Back at Mickey’s, the work continues. The restaurant is listed on the National Register of Historic Places, so work crews are treading carefully, preserving the ambiance customers love while upgrading the HVAC system they’ll appreciate when it’s 30 below.
While they work, Cheryl Ader works on her Mickey’s Diner scrapbook. Her father, Frank LaPlante, was one of the restaurant’s managers when it first opened, and the restaurant’s history has been part of her family’s history ever since.
She has filled 32 book pages with family photos, postcards, newspaper and magazine clippings. She kept track of every time Mickey appeared in a Hollywood movie and documented the time her grandson built a replica restaurant out of Legos.

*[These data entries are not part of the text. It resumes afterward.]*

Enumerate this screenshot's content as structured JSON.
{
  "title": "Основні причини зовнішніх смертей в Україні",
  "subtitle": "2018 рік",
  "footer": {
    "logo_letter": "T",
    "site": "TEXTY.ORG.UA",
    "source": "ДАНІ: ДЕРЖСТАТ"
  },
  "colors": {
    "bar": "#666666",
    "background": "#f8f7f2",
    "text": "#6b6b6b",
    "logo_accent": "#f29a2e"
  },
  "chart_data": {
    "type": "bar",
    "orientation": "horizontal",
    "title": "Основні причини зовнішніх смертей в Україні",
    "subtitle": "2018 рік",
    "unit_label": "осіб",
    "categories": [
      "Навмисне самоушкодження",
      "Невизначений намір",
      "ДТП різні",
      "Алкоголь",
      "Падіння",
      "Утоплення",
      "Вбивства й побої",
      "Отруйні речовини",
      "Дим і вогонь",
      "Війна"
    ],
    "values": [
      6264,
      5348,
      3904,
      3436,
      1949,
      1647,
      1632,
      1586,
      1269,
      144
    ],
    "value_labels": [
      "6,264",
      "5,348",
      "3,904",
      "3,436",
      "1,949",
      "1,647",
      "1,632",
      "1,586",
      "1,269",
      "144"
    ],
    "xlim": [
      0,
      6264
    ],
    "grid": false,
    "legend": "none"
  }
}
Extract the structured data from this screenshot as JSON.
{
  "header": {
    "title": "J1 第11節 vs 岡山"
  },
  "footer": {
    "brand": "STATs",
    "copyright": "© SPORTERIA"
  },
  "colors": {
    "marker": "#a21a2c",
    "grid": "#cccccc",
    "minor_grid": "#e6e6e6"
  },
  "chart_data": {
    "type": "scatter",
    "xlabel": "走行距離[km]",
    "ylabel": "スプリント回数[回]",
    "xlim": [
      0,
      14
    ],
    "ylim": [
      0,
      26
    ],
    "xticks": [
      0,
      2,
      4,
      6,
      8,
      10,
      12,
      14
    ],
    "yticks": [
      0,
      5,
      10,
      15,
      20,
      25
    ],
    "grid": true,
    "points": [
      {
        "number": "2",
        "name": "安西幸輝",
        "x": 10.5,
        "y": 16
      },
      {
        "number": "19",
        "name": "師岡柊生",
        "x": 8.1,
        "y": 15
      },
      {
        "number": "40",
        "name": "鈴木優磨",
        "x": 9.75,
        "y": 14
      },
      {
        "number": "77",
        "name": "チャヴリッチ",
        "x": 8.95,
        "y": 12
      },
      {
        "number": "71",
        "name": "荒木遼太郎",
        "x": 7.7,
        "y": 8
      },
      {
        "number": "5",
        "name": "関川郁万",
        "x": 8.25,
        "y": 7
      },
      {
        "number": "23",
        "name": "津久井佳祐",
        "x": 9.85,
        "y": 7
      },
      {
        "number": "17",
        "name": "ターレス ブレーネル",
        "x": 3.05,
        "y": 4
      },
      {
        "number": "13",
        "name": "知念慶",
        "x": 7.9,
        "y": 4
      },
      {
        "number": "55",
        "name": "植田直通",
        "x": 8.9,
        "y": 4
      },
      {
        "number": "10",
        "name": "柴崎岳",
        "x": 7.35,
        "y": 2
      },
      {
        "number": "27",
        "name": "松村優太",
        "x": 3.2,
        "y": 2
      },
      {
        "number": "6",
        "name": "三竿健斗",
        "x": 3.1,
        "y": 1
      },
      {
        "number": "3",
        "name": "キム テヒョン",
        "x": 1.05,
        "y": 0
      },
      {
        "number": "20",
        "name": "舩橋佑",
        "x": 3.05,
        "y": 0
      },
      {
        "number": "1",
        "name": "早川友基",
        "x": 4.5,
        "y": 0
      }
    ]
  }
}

“I really care about this business,” said Ader, 69. “It’s family.”
For decades, Mickey’s doors were open every hour, every day, every holiday. An empty Mickey’s has been a strange and distressing sight in recent years.
But new cabins are on the way. Once customers have a place to sit, opening day won’t be far behind. Ader is already dreaming about her first meal. Maybe a burger. Perhaps one of Mickey’s legendary breakfasts.
“I can’t wait,” she said. “The food is so good. The atmosphere is so fun. And there’s so much history.”